Os conhecimentos médicos tibetanos vêm todos do "Buda azul" ou Bhaisajya Buda ("Buda da medicina"), que hoje em dia, no Oriente, todos invocam quando caem doentes. Sobre os ensinamentos do Buda foram redigidos os quatro Tantra, as obras básicas que contêm a raiz do conhecimento médico, a técnica dos diagnósticos, a terapia das ervas, a preparação dos medicamentos; a grande quantidade de obras, algumas até bem recentes, vieram completar e modernizar os Tantra.

Como disse o Dr. Jeffrey Hopkins da Universidade de Virgínia (um atento estudioso americano da medicina indiana e tibetana), "a essência dessa arte médica é, podemos dizer, paranormal: uma palavra que nós usamos quando nos referimos a técnicas que não conseguimos compreender".

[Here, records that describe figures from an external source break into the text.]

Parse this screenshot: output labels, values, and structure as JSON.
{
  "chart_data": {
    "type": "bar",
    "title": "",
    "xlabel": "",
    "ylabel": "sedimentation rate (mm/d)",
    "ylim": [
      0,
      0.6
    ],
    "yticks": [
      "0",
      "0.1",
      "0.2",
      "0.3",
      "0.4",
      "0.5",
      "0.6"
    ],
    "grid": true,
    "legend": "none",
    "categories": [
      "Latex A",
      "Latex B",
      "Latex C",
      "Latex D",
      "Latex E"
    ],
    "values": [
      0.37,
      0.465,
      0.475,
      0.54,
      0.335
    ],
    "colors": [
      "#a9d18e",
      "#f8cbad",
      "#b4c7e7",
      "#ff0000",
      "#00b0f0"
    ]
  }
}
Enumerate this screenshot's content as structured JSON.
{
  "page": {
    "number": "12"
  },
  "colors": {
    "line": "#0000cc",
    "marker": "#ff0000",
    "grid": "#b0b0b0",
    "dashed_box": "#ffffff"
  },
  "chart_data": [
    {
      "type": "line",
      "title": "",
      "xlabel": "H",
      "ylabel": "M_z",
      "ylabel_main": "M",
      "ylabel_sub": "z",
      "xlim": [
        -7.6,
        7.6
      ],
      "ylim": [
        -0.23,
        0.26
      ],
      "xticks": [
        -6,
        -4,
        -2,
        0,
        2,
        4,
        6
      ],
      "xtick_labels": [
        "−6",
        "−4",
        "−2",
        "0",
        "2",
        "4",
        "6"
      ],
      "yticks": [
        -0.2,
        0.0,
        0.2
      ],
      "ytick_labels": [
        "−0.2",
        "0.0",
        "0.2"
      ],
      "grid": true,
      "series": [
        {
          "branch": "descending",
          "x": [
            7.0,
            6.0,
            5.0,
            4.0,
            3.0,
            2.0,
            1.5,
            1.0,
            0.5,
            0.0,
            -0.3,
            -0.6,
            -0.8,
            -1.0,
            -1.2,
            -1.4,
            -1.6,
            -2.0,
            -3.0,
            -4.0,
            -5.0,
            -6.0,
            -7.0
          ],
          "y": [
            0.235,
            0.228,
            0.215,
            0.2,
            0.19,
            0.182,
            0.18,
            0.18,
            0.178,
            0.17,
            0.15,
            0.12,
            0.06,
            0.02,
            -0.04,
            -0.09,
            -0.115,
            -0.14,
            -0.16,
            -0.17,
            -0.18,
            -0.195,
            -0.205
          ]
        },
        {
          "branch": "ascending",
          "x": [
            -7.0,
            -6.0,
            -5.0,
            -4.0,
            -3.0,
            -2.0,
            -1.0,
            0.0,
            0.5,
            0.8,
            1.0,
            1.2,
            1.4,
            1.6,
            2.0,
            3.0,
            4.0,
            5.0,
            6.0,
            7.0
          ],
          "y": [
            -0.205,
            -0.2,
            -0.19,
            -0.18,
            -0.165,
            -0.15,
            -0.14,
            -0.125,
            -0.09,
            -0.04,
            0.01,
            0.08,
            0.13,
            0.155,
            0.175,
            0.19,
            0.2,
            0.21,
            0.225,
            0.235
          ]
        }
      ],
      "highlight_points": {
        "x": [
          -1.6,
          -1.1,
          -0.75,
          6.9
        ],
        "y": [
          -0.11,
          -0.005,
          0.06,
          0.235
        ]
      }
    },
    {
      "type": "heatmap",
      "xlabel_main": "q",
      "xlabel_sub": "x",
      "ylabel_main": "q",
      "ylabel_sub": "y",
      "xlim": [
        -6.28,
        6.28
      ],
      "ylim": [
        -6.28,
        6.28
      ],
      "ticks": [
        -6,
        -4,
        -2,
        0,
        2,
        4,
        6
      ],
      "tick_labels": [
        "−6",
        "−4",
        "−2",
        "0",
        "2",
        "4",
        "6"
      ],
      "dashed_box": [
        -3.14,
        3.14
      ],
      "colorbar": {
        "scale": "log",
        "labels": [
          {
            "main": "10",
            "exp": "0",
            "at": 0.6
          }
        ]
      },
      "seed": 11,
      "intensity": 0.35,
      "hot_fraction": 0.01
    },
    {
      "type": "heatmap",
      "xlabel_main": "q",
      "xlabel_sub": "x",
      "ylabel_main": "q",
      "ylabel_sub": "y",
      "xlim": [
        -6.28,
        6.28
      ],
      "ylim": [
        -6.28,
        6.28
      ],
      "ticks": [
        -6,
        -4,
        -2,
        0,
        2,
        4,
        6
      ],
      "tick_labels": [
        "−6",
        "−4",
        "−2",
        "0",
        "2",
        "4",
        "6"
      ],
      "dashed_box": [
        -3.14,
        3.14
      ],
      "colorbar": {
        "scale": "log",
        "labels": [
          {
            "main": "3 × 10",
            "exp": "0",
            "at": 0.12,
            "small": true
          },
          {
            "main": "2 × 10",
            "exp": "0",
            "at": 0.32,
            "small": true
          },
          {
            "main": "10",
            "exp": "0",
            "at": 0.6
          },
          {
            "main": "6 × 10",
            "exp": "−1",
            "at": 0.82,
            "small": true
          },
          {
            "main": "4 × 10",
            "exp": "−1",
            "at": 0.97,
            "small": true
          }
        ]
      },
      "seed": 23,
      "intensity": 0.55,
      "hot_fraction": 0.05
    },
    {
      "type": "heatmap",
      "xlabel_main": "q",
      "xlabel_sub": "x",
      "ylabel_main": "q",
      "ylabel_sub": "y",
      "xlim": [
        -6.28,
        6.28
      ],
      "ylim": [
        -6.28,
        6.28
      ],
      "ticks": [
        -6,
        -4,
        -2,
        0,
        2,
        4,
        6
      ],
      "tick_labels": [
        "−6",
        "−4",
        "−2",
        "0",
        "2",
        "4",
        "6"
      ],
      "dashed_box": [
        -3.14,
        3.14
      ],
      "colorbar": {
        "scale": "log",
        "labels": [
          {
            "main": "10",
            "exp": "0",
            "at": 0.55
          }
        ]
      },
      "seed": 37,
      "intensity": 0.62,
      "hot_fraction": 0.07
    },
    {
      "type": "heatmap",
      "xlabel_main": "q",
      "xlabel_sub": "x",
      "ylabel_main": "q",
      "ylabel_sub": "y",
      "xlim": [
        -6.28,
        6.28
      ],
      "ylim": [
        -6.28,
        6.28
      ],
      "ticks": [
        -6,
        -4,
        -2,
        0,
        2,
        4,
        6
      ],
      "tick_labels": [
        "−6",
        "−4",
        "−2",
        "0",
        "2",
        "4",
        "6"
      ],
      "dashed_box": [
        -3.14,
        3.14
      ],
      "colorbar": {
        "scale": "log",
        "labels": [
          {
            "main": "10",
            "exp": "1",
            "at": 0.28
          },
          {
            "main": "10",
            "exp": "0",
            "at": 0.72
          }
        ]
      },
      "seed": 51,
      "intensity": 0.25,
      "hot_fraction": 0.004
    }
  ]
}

O doutor Gerard Goldstein, um seu colega, completou seu pensamento com maior realismo: "Devemos reconhecer que grande parte da diferença entre as ciências médicas está, sobretudo, na terminologia e nas classificações dos ingredientes: podem ser expressas de modos diferentes as mesmas coisas".


A Deontologia

O doutor Tsultim relaciona, assim, os princípios do código moral do médico:

"Nunca dar uma informação errada sobre a composição de um medicamento" (é, por assim dizer, um golpe mortal o uso ocidental dos "brevetes"). "Nunca dar um medicamento com o fim de matar" (quem pensa no juramento de Hipócrates, tenha em mente de que estas normas, o precedem em alguns milhares de anos).

Ainda: "Seja sempre uniforme na qualidade das tuas curas" (isto é, nunca tratar melhor a alguns pacientes que talvez tenham melhores posses, em detrimento de outros que não as possuem).

"Tenha para todos a mesma compaixão." Uma norma específica diz respeito ao médico: "Abstenha-se de consumir qualquer coisa que possa te intoxicar".

Há ainda uma regra que talvez não encontremos tão facilmente na ética e nas praxes da medicina ocidental. Diz: "Recorde-se que fez juramento de não pedir nunca nenhuma compensação pelos serviços que prestar".

* O venerável doutor vive (o texto é de 1976), atualmente, em Kalimpong, em uma cabana em que, quando chove, a água penetra abundante pelas fendas do teto.


 Glossário:


1) Tantra: obras básicas da medicina budista.

2) Deontologia: tratado dos deveres — ética profissional.

3) Sufumigação: aplicação de vapor medicinal.

4) Cateterismo: qualquer sondagem cirúrgica em canal ou conduto natural.